Here are some things you can do to lessen the risk that your family has lead poisoning:

  • If you live in a house or apartment built before 1978, ask your doctor about how to do a blood test to determine your child’s  lead poisoning and keep your child away from peeling paint. Paint peel needs to be removed from all surfaces up to five feet (1.52 m) above the floor. It is also a good idea to repaint the quarter to seal the lead paint.
  • If you are remodeling an old house seal off the rooms were work’s going on. For example, put thick layers of plastic on the doors and windows in the area where you work.
  • If there are many old houses in your neighborhood that are being remodeled, have your family wipe their feet and take your shoes before entering the house. This will lessen the chance of tracking soil with lead in it into your home.
  • Wash hands and face your child before meals.

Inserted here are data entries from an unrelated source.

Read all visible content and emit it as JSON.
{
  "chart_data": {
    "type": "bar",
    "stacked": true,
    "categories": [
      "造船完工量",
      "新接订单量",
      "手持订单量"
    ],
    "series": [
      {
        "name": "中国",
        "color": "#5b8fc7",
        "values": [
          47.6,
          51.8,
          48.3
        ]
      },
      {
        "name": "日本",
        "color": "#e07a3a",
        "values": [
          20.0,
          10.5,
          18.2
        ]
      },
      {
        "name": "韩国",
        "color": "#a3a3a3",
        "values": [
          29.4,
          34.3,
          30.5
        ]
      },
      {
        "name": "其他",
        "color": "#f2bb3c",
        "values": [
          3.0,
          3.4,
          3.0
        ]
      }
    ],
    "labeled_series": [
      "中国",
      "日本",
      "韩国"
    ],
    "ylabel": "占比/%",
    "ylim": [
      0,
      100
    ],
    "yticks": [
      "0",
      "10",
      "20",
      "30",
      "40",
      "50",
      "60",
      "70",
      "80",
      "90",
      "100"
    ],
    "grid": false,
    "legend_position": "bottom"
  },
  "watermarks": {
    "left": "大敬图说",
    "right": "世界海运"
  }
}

To find more information about what else you can do to reduce your family’s exposure to lead, talk to your doctor or call your local health department, the number is in the phone book. Tell your doctor if you are concerned that your child may have been exposed to lead.

What will my doctor do if my child’s blood has a high level of lead?

During checkups, your doctor will ask questions to see if there is chance that your child might get lead poisoning. The doctor can test for lead in the blood of his child.

If the level of blood lead your child is above the range that is considered acceptable, your doctor will give you information about how to reduce the lead level of your child. Then your doctor will test for lead in blood of your child every few months until the level drops into the normal range.

Fortunately, only a small number of babies and children have blood lead levels in their blood high enough to require treatment. If the lead level in the blood of your child is too high, your doctor will treat your child with a medicine to reduce lead levels in the blood.

If one or more of their children have high lead levels in the blood your doctor will call the health department where you live. People in the health department can help by inspecting your home to see if old paint is peeling and getting workers to remove paint or cover it with paint.